The Colt Single Action revolver had many variants: the Civilian, Artillery, Cavalry, and Sheriff models just to name a few. With the abundance of revolver models, and at the price point, it makes sense it would be used by many veterans of the war and folks in the West as well. Especially given that the cavalry had issued the revolver in pairs, it is accurate that Dutton’s character would have two. An added advantage of having two is the faster reload, like Wild Bill Cody and John Westley Hardin would attest.
The Colt Single Action Army revolver was employed by many of the characters on the show from Dutton’s 17-year-old daughter to the aging Shea Brennan character played by Sam Elliott, with some characters carrying a pair of revolvers. The various carrying displays of the revolvers might be a bit creative, but the sheer number of handguns in the series seems to be spot on.
Model 1860 Army Richards-Mason
In arguably one of the most heart-wrenching scenes of the series, James Dutton’s sister is overcome with grief after her daughter is killed in an altercation with bandits outside of Fort Worth. In a scene filled with emotion, Claire ends her life at the grave of her daughter, with the help of what is said to be the Model 1860 Army Richards-Mason style conversion revolver. While the firearm of choice might not have been what some Western settlers would have used, it demonstrates the hard life that many of them faced, or chose to not face, as the case would be.
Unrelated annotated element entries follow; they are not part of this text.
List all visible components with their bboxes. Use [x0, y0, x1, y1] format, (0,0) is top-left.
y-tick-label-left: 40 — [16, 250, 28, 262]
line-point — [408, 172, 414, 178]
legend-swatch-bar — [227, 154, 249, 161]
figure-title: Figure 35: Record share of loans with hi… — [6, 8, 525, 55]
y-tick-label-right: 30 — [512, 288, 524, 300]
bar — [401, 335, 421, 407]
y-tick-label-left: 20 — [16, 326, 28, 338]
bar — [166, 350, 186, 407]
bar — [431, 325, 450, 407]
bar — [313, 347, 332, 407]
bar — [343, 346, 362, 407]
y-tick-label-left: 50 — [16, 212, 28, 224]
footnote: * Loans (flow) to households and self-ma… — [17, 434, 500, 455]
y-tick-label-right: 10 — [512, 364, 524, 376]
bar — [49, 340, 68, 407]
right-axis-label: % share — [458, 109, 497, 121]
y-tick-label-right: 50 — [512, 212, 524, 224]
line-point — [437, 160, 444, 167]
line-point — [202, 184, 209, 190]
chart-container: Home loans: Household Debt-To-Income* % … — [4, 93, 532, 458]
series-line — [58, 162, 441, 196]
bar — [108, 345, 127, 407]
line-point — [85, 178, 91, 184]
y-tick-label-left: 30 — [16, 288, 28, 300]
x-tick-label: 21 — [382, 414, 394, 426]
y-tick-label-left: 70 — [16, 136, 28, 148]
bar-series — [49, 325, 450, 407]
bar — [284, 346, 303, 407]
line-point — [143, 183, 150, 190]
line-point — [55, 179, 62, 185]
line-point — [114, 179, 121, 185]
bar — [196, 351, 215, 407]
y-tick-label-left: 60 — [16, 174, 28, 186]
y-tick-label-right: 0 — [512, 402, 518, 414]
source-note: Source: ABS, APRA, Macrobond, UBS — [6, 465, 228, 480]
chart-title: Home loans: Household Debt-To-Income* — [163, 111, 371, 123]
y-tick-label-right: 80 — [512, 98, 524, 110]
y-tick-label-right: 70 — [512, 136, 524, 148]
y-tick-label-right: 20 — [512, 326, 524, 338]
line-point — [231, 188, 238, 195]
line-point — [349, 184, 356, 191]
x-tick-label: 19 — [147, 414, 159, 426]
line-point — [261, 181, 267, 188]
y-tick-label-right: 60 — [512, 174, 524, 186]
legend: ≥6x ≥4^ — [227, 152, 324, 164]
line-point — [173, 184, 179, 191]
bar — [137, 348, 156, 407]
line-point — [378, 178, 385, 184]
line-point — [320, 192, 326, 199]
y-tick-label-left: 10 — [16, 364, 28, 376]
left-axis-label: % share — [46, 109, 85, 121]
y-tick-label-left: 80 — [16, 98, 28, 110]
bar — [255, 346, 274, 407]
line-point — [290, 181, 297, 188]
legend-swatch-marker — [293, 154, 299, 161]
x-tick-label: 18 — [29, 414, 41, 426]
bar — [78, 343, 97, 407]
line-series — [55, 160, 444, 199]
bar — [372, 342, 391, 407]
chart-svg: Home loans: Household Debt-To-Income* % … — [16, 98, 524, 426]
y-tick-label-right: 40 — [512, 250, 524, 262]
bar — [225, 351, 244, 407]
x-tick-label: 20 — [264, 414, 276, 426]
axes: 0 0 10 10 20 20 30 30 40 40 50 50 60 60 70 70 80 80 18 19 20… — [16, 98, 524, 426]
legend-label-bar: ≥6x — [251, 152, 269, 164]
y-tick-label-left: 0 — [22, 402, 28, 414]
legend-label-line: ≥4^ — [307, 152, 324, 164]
The Model 1860 Army Richard-Mason revolvers, sometimes called the Avenging Angel, originally had ejectors fitted on the right side of the barrel, whereas the revolver depicted in the series did not. The series showed the revolver with a loading lever under the barrel, something that the original did not have. The revolver was commonly referred to as conversion, as the platform used a combination of surplus percussion parts and new parts to make up the assembly by Colt. The revolver in the series is most likely a replica.
Old West Shotguns
When most folks think of the guns that won the west, they usually think of the Colt revolver or a Winchester repeating rifle. Not too many think of double-barreled shotguns, a firearm that some would argue actually won the west. The platform was a reliable and versatile weapon that was used heavily in self-defense and hunting. In the series, the Dutton family, and other characters, use shotguns in both roles quite often.
The shotgun was just as affordable as other firearms for the settlers and was used readily. One shotgun that is seen is the Colt Model 1878. In the series, there are a lot of side-by-side shotguns wielded, and most shotguns (or scatterguns) would have long barrels close to 26” long or more. There were shorter shotguns available, like the “coach gun” that is used early in the series by James Dutton, that were used to protect freight wagons, stagecoaches, and trains through dangerous territory.
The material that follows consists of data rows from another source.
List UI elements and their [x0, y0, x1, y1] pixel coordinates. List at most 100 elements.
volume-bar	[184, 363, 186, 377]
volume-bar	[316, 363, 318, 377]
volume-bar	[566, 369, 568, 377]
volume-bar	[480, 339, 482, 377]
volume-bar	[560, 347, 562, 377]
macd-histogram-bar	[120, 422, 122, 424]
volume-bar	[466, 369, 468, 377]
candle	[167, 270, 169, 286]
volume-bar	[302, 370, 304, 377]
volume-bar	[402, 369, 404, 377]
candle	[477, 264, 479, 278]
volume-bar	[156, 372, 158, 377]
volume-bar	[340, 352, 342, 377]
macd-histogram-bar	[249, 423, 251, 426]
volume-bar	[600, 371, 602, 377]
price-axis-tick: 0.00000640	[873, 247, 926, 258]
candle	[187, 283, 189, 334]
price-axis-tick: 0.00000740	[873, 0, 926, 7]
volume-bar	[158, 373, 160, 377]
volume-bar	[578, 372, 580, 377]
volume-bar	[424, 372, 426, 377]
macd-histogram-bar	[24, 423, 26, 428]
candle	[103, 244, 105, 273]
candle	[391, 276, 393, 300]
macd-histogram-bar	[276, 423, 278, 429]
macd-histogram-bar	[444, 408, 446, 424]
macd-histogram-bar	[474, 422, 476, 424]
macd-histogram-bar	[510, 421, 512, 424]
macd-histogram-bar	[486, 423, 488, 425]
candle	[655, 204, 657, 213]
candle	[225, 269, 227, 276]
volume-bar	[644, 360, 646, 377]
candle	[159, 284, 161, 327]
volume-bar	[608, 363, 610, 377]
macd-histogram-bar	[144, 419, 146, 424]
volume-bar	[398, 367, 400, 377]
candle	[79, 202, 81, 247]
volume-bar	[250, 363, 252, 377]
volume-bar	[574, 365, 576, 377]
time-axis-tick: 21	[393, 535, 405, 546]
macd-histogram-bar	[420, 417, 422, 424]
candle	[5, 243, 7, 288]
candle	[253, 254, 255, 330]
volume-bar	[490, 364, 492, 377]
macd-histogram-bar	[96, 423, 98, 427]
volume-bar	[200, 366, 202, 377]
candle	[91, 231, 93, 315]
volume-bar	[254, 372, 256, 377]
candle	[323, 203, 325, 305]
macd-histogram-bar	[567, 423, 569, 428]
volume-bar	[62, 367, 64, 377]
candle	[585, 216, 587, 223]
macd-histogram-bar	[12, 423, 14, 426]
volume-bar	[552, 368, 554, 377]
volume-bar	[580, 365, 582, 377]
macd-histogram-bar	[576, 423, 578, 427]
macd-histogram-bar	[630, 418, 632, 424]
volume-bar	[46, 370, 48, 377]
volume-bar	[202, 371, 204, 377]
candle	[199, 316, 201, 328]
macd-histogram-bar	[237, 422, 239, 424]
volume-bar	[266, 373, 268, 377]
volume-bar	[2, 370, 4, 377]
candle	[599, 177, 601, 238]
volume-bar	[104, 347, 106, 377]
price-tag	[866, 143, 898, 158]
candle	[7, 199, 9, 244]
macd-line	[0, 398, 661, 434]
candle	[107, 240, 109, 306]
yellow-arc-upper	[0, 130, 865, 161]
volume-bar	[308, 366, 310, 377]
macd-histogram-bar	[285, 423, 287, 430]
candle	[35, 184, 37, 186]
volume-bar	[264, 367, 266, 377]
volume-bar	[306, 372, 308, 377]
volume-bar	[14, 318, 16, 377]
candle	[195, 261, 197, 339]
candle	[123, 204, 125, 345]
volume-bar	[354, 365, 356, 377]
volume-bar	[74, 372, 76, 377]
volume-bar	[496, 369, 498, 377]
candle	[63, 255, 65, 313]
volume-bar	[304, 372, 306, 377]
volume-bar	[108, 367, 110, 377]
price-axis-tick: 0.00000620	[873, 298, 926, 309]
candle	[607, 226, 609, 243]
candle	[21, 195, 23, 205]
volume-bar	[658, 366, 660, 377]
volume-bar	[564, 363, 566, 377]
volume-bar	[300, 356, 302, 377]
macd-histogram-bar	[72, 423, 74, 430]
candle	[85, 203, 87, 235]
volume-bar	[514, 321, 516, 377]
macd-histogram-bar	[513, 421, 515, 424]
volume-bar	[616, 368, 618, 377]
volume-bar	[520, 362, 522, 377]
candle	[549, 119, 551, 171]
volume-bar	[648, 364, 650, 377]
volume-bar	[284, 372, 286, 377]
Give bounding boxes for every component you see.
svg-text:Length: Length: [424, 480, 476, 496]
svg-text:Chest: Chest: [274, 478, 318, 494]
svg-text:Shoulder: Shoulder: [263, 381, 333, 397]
There certainly are some glaring issues with some firearms in “1883: A Yellowstone Origin Story,” but for the most part, the firearms seem to be accurately portrayed. Hollywood has gotten better over the years with firearms representation, so it was nice to see it happening in this series. The next part of the origin story is “1923,” so it will be interesting to see how firearms are portrayed in that series.